8 to 10 large peaches, halved, pitted, and cut into 1/4-inch-wide wedges (enough to generously fill your baking pan)
1/2 to 1 pint blueberries, picked over
Grated zest of 1/2 lemon
1/4 cup granulated sugar, or more to taste
1/4 cup packed light brown sugar
Pinch of cinnamon
Pinch of Kosher salt
Scant 1/4 cup all-purpose flour
2 tablespoons cold unsalted butter

1 1/3 cups all-purpose flour
1/4 cup sugar
1 1/4 teaspoons baking powder
1 teaspoon baking soda
1/4 teaspoon Kosher salt
4 tablespoons cold unsalted butter, diced
1/2 cup buttermilk, or as needed
About 2 tablespoons whole milk for glazing
1 heaping tablespoon coarse or granulated sugar for topping

Preheat the oven to 375ºF. Line a baking sheet with foil or parchment paper.

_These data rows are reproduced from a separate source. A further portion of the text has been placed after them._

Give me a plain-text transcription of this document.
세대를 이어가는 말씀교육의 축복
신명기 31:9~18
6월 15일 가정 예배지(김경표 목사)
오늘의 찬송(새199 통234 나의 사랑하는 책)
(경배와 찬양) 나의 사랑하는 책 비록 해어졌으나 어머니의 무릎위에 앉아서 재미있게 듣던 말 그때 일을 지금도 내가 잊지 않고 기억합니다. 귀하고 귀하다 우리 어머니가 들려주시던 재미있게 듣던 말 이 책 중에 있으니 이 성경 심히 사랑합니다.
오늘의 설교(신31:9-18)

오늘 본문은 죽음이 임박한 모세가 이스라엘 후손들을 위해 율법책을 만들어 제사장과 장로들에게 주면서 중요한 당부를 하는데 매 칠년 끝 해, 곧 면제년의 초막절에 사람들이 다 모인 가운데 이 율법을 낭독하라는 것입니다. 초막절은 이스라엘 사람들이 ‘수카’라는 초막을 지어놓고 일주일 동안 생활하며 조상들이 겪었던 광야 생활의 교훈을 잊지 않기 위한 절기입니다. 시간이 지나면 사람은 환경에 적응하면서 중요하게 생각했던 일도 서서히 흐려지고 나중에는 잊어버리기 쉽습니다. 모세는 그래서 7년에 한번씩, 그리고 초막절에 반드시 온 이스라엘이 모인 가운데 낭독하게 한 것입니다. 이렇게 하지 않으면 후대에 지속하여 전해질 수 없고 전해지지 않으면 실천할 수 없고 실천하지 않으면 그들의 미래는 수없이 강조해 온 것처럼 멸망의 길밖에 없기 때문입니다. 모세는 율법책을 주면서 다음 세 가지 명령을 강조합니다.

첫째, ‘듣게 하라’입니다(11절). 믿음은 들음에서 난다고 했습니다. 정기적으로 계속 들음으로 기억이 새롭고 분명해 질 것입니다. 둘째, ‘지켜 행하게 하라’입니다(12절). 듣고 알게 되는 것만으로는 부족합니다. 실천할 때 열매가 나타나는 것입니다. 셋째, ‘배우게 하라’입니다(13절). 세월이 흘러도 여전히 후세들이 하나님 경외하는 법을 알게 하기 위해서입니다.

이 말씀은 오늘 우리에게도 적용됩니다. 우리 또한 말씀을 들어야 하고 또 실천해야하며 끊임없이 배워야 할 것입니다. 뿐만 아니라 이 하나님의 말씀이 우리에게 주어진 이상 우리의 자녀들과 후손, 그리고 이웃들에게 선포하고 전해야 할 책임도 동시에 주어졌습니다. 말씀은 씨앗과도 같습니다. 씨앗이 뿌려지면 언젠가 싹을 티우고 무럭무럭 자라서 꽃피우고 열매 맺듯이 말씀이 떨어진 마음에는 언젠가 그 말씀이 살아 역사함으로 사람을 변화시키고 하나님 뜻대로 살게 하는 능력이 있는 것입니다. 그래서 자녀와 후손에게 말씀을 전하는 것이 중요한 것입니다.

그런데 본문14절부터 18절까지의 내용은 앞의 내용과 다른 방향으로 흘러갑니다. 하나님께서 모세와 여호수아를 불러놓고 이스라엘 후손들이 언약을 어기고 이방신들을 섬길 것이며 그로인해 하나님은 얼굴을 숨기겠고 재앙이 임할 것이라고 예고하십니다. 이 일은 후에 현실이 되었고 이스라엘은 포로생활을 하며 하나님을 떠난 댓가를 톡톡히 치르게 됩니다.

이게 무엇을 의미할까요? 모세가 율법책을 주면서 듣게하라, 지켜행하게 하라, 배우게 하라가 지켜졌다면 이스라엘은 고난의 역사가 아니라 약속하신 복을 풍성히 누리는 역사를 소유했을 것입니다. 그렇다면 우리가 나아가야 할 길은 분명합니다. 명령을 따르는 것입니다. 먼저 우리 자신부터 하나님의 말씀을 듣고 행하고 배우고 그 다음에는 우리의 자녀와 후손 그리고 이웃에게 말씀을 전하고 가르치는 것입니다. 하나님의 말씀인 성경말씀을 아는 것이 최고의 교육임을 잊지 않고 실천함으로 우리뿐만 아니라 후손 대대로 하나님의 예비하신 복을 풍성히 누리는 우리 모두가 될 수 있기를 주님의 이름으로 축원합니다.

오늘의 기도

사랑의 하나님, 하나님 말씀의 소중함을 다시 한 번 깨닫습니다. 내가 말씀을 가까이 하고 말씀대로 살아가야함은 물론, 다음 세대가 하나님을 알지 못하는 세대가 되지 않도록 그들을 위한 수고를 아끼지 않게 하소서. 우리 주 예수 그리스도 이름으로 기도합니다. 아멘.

Put the peaches in a large bowl, add the blueberries, and toss to combine. Add the lemon zest, both sugars, cinnamon, and salt and toss again. Let macerate until juices are released, about 20 minutes.

Taste the fruit mixture; depending on the fruit, you may need to add more sugar to sweeten it or add a little flour to thicken it if a lot of juice has accumulated during maceration. Transfer the fruit to a 10- or 11-inch gratin dish and dot the top with the butter.

To prepare the dough, sift the dry ingredients into a large bowl. Add the butter and, with a fork or a pastry blender, work it into the dry ingredients until the mixture is crumbly and resembles course cornmeal. Make a well in the center, pour in the buttermilk, and stir the dough lightly with a rubber spatula until it begins to come together. If the dough looks dry, and a little more buttermilk: The dough should be moist but not wet. Gather it together into a disk.

On a floured surface, roll out the dough to a 1/2-inch thickness. Dip a 2-inch round biscuit cutter or a juice glass in flour and cut out as many circles as you can. Gather the scraps of dough together, knead gently, and roll out one more time. Cut out as many circles as you can again. (Do not use the scraps again.) Place the dough circles on top of the fruit mixture, brush them with the milk, and sprinkle with the sugar.

Place the baking dish on the prepared baking sheet to catch any spills. Bake until the fruit is bubbly and the biscuit topping is golden brown, about 45 minutes. Let cool slightly before serving.